Organic polymer tandem cell reaches record 11.5% efficiency


Researchers from the University of California Los Angeles (UCLA) have this month achieved a world-record efficiency breakthrough in the production of organic polymer solar cells.

The UCLA team’s latest update on organic solar cell research has revealed the achievement of 11.5% efficiency in a triple-junction polymer solar cell, a rating that exceeds the previous world record – also set by the UCLA team – in the efficiency of organic solar cells.

Groundbreaking techniques were employed by the UCLA team of researchers – comprising Chun-Chao Chen, Wei Hsuan Chang, Ken Yoshimura, Kenichiro Ohya, Jingbi You, Jing Gao, Zirou Hong and Yang Yang – in using the triple junction tandem structure, similar to the GaInP/GaInAs/Ge structure demonstrated by champion III-V multijunction solar cells, to deliver an exceptional photovoltaic efficiency of 11.5%. Previous research into polymer solar cells rarely yielded an efficiency rating of more than 10%.

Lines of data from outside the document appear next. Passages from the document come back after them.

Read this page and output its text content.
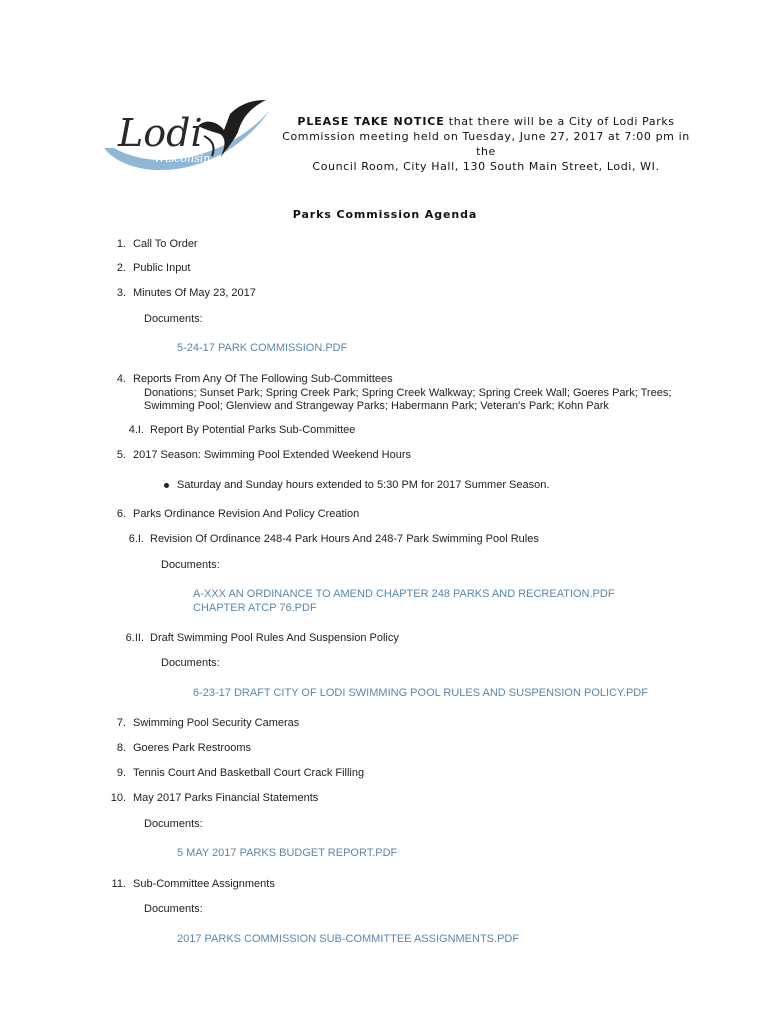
Lodi
Wisconsin
PLEASE TAKE NOTICE that there will be a City of Lodi Parks
Commission meeting held on Tuesday, June 27, 2017 at 7:00 pm in the
Council Room, City Hall, 130 South Main Street, Lodi, WI.
Parks Commission Agenda
1. Call To Order
2. Public Input
3. Minutes Of May 23, 2017
Documents:
5-24-17 PARK COMMISSION.PDF
4. Reports From Any Of The Following Sub-Committees
Donations; Sunset Park; Spring Creek Park; Spring Creek Walkway; Spring Creek Wall; Goeres Park; Trees;
Swimming Pool; Glenview and Strangeway Parks; Habermann Park; Veteran's Park; Kohn Park
4.I. Report By Potential Parks Sub-Committee
5. 2017 Season: Swimming Pool Extended Weekend Hours
Saturday and Sunday hours extended to 5:30 PM for 2017 Summer Season.
6. Parks Ordinance Revision And Policy Creation
6.I. Revision Of Ordinance 248-4 Park Hours And 248-7 Park Swimming Pool Rules
Documents:
A-XXX AN ORDINANCE TO AMEND CHAPTER 248 PARKS AND RECREATION.PDF
CHAPTER ATCP 76.PDF
6.II. Draft Swimming Pool Rules And Suspension Policy
Documents:
6-23-17 DRAFT CITY OF LODI SWIMMING POOL RULES AND SUSPENSION POLICY.PDF
7. Swimming Pool Security Cameras
8. Goeres Park Restrooms
9. Tennis Court And Basketball Court Crack Filling
10. May 2017 Parks Financial Statements
Documents:
5 MAY 2017 PARKS BUDGET REPORT.PDF
11. Sub-Committee Assignments
Documents:
2017 PARKS COMMISSION SUB-COMMITTEE ASSIGNMENTS.PDF
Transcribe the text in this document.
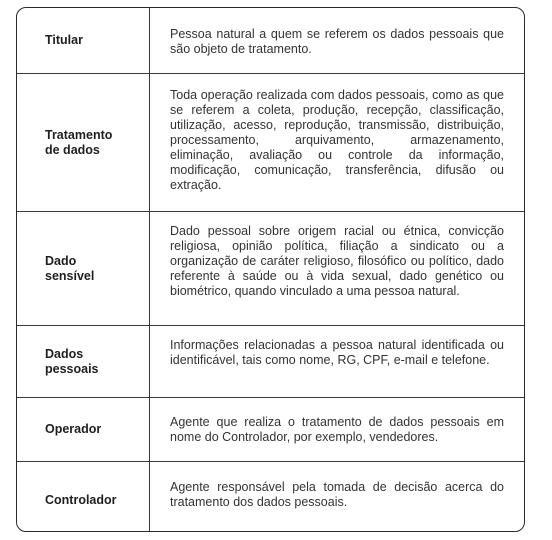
Titular	Pessoa natural a quem se referem os dados pessoais que são objeto de tratamento.

Tratamento de dados

Toda operação realizada com dados pessoais, como as que se referem a coleta, produção, recepção, classificação, utilização, acesso, reprodução, transmissão, distribuição, processamento, arquivamento, armazenamento, eliminação, avaliação ou controle da informação, modificação, comunicação, transferência, difusão ou extração.

Dado sensível

Dado pessoal sobre origem racial ou étnica, convicção religiosa, opinião política, filiação a sindicato ou a organização de caráter religioso, filosófico ou político, dado referente à saúde ou à vida sexual, dado genético ou biométrico, quando vinculado a uma pessoa natural.

Dados pessoais

Informações relacionadas a pessoa natural identificada ou identificável, tais como nome, RG, CPF, e-mail e telefone.

Operador	Agente que realiza o tratamento de dados pessoais em nome do Controlador, por exemplo, vendedores.

Controlador

Agente responsável pela tomada de decisão acerca do tratamento dos dados pessoais.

"Such results not only justify the route of exploring tandem structure for high efficiency organic solar cells, but also show that the device design capability of an organic solar cell can be as great as non-organic solar cells in many aspects," said Chun-Chao Chen, PHD student at the Department of Materials and Science Engineering, UCLA.

For the past decade, the organic solar cell technology, with particular emphasis on polymer-based material, has garnered a great deal of attention within the material and chemistry research society. The organic material is known for its solution processibility, which enables high volume, non-vacuum based roll-to-roll printing production. However, despite the advantages in processing and manufacturing, organic solar cells are still required to meet certain efficiency standards in order to compete with existing non-organic Si-based solar cell technology.

"Previously, organic solar has been considered merely as a cost-effective solar technology; here, we have demonstrated that it can be as highly efficient as well," added Chao Chen. The researchers from UCLA also believe that by continuously breaking the highest efficiency record, their work can accelerate the development, as well as the commercialization progress, of this still-fledgling solar cell technology.